Point de pommes d’or au Port-musée de Douarnenez, même si les tomates importées du Mexique en Europe ont pu y faire penser au début, certaines étant orange. Mais dans la liste des végétaux « exotiques » présentés dans l’exposition « Au jardin des Hespérides, ces plantes de Bretagne venues d’ailleurs », on trouve des artichauts, des pommes de terre, des oignons, des fraises de Plougastel, du sarrasin, des mimosas, des hortensias, des camélias… autant de plantes courantes aujourd’hui sous nos climats, mais aussi peu indigènes que les palmiers de certains jardins.
L’exposition nous fait voyager de la Méditerranée, d’où le sarrasin est originaire, jusqu’au Pacifique où poussent camélias, hortensias et autres mimosas, en passant par l’Amérique, avec les grandes expéditions des XVIe, XVIIIe et XIXe siècles, qui embarquaient toujours un naturaliste ou un botaniste. « On sait que les importations après le XVe siècle découlaient d’une volonté politique de documentation mais aussi de sécurité alimentaire pour faire face aux famines qui ponctuaient régulièrement les siècles, précise Sarah Chanteux, directrice par intérim du Port-musée et conservatrice du patrimoine. Ces plantes avaient aussi une utilité pour la pharmacopée et bien sûr pour l’ornementation. »
Au détour d’une salle, on se retrouve dans la cale d’un navire d’expédition, souvent marchand ou militaire, reconverti pour ces voyages. Au centre, trône la caisse de Ward, une boîte en bois, fermée hermétiquement avec du mastic, inventée en 1840 par Nathaniel Ward pour le transport des plantes. « Le voyage à bord était très dur pour les végétaux, ajoute Sarah Chanteux. Avant l’arrivée de cette serre, ancêtre du terrarium, seulement 5 pour cent des plantes embarquées arrivaient en Europe.
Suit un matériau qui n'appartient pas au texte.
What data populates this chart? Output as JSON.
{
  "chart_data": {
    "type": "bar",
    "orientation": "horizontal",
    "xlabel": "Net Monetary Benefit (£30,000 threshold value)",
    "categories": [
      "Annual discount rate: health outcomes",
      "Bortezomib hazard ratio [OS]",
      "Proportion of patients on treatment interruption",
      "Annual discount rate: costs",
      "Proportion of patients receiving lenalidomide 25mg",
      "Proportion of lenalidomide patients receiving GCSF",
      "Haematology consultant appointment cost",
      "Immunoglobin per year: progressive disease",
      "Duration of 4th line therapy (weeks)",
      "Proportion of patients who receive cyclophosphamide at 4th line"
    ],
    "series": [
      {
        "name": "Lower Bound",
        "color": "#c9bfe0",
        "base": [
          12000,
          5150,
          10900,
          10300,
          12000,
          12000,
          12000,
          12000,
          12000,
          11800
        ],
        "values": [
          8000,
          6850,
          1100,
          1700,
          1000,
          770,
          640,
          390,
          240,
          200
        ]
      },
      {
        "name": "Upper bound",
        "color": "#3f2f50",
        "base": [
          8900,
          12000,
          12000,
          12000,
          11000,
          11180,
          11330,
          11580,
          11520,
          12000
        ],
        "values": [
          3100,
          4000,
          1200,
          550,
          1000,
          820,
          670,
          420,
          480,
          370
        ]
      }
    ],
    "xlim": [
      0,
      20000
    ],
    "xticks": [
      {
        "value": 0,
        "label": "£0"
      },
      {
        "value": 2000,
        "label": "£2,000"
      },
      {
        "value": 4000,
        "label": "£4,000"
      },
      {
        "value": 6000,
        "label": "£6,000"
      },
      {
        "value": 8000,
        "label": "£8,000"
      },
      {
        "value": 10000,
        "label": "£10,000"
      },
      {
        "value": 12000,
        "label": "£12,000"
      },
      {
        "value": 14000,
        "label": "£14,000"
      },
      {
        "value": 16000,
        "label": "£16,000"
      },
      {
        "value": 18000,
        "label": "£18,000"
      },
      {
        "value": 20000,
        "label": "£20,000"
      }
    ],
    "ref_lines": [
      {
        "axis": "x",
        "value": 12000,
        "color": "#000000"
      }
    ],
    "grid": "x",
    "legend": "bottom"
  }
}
Très gourmandes en eau douce, denrée précieuse sur un bateau, elles étaient très encombrantes pour les marins, qui parfois les jetaient par-dessus bord. Elles subissaient aussi les embruns, le soleil, les rats, les chats. Avec la caisse de Ward, on a pu ramener 90 pour cent des plantes. »
Les végétaux pouvaient aussi voyager sous une autre forme, comme en témoigne une vitrine présentant des pots en verre remplis de graines. Des œuvres originales et contemporaines ponctuent aussi l’exposition, comme les caisses de Ward de Patricia Chemin en papier de soie et papier à musique.
Les plantes étaient débarquées dans trois ports dotés de jardins botaniques, Nantes, Brest et Lorient, où elles devaient s’acclimater. « À Brest, c’étaient les médecins de la Marine qui s’en chargeaient, à Nantes, des apothicaires. »
Après ce séjour au jardin, les plantes se retrouvaient dans les champs bretons. Certaines sont devenues des symboles emblématiques de la Bretagne ou de son agriculture, à l’instar des hortensias, ou des oignons roses de Roscoff, devenus Appellation d’origine protégée. M. L.-C.
Exposition ouverte jusqu’au 2 novembre 2025, au Port-musée de Douarnenez.